O acordo homologado no STF prevê que a União pague aos proprietários o valor de R$ 27,8 milhões a título de benfeitorias, conforme avaliação da Funai, em 2005. Esse montante foi corrigido pela inflação e pela taxa de juros Selic. A União vai pagar a quantia por meio de crédito suplementar.

A União também vai pagar aos proprietários uma indenização no valor de R$ 101 milhões pela terra nua, por meio de precatório. O Estado de Mato Grosso do Sul vai realizar, ainda, um depósito judicial de R$ 16 milhões para os proprietários.

Na ata da audiência, ficou estabelecido que a União não concorda em indenizar a terra nua, em razão do recente entendimento do STF, que julgou inconstitucional o marco temporal, mas preferiu optar pela conciliação para encerrar o conflito.

“Apesar de não concordar com o dever de indenizar a terra nua da área conflagrada tendo em vista a interpretação institucional das teses do Tema 1031 da Repercussão Geral, a União realizará o pagamento de montante indenizatório, via precatório, no valor de R$ 102.112.281,02 ressalvado eventual direito de regresso contra o Estado”, consta da ata.

Em troca, depois do pagamento das benfeitorias, os donos da terra devem deixar o local em até 15 dias. Em seguida, a população indígena poderá ocupar o espaço.

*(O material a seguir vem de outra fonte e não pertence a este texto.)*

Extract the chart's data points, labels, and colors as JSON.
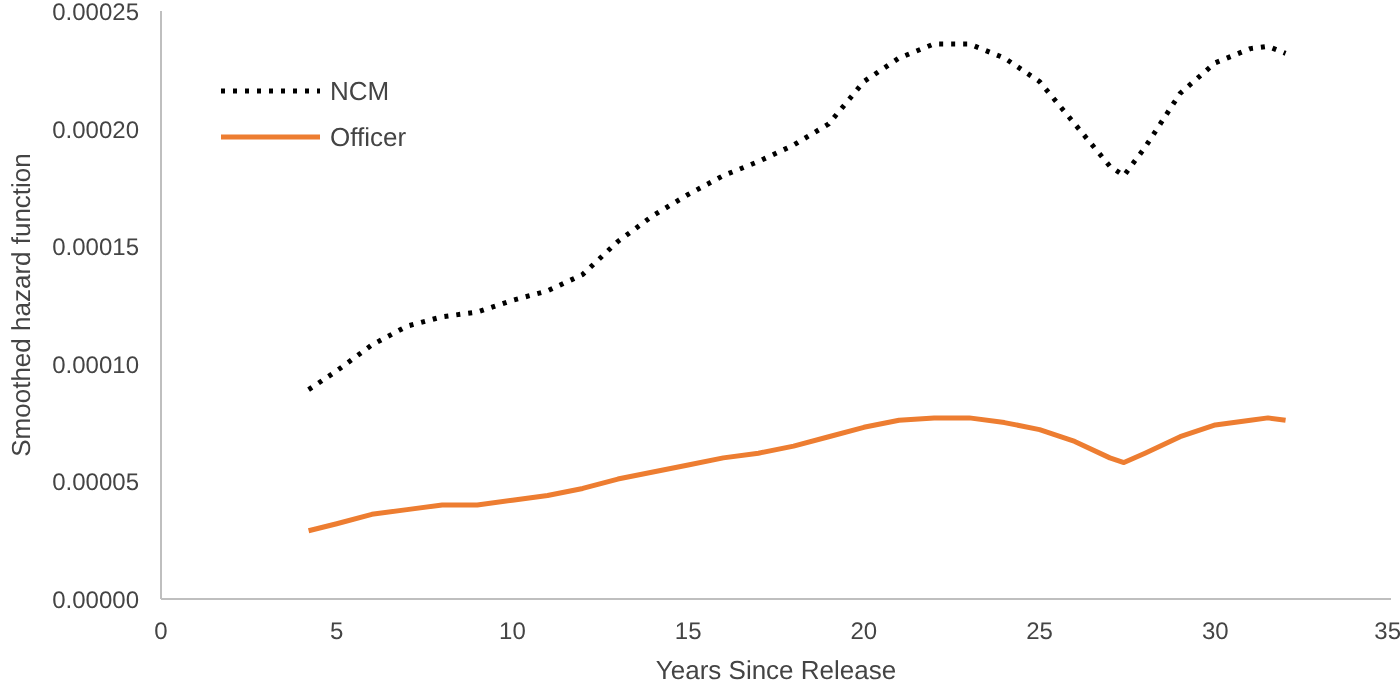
{
  "chart_data": {
    "type": "line",
    "xlabel": "Years Since Release",
    "ylabel": "Smoothed hazard function",
    "xlim": [
      0,
      35
    ],
    "xticks": [
      0,
      5,
      10,
      15,
      20,
      25,
      30,
      35
    ],
    "ylim": [
      0,
      0.00025
    ],
    "yticks": [
      {
        "value": 0,
        "label": "0.00000"
      },
      {
        "value": 5e-05,
        "label": "0.00005"
      },
      {
        "value": 0.0001,
        "label": "0.00010"
      },
      {
        "value": 0.00015,
        "label": "0.00015"
      },
      {
        "value": 0.0002,
        "label": "0.00020"
      },
      {
        "value": 0.00025,
        "label": "0.00025"
      }
    ],
    "grid": false,
    "legend": "top left",
    "marker": "none",
    "x": [
      4.2,
      5,
      6,
      7,
      8,
      9,
      10,
      11,
      12,
      13,
      14,
      15,
      16,
      17,
      18,
      19,
      20,
      21,
      22,
      23,
      24,
      25,
      26,
      27,
      27.4,
      28,
      29,
      30,
      31,
      31.5,
      32
    ],
    "series": [
      {
        "name": "NCM",
        "color": "#000000",
        "line_style": "dotted",
        "values": [
          8.9e-05,
          9.7e-05,
          0.000108,
          0.000116,
          0.00012,
          0.000122,
          0.000127,
          0.000131,
          0.000138,
          0.000152,
          0.000163,
          0.000172,
          0.00018,
          0.000186,
          0.000193,
          0.000202,
          0.00022,
          0.00023,
          0.000236,
          0.000236,
          0.00023,
          0.00022,
          0.000202,
          0.000184,
          0.00018,
          0.000192,
          0.000215,
          0.000228,
          0.000234,
          0.000235,
          0.000232
        ]
      },
      {
        "name": "Officer",
        "color": "#ed7d31",
        "line_style": "solid",
        "values": [
          2.9e-05,
          3.2e-05,
          3.6e-05,
          3.8e-05,
          4e-05,
          4e-05,
          4.2e-05,
          4.4e-05,
          4.7e-05,
          5.1e-05,
          5.4e-05,
          5.7e-05,
          6e-05,
          6.2e-05,
          6.5e-05,
          6.9e-05,
          7.3e-05,
          7.6e-05,
          7.7e-05,
          7.7e-05,
          7.5e-05,
          7.2e-05,
          6.7e-05,
          6e-05,
          5.8e-05,
          6.2e-05,
          6.9e-05,
          7.4e-05,
          7.6e-05,
          7.7e-05,
          7.6e-05
        ]
      }
    ]
  }
}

Acordo prevê licença para homenagem a vítima de confronto

O acordo também prevê a extinção de todos os processos em tramitação no Judiciário. As ações discutem litígios que envolvem o conflito da demarcação da Terra Indígena Ñande Ru Marangatu.

Os proprietários das terras concordaram com o pedido dos indígenas, e ficou constando do acordo uma autorização para a realização de uma cerimônia religiosa e cultural no local de falecimento de Neri da Silva, indígena que morreu durante confrontos na região. O ato será em 28 de setembro, antes, portanto, do pagamento e da desocupação da área.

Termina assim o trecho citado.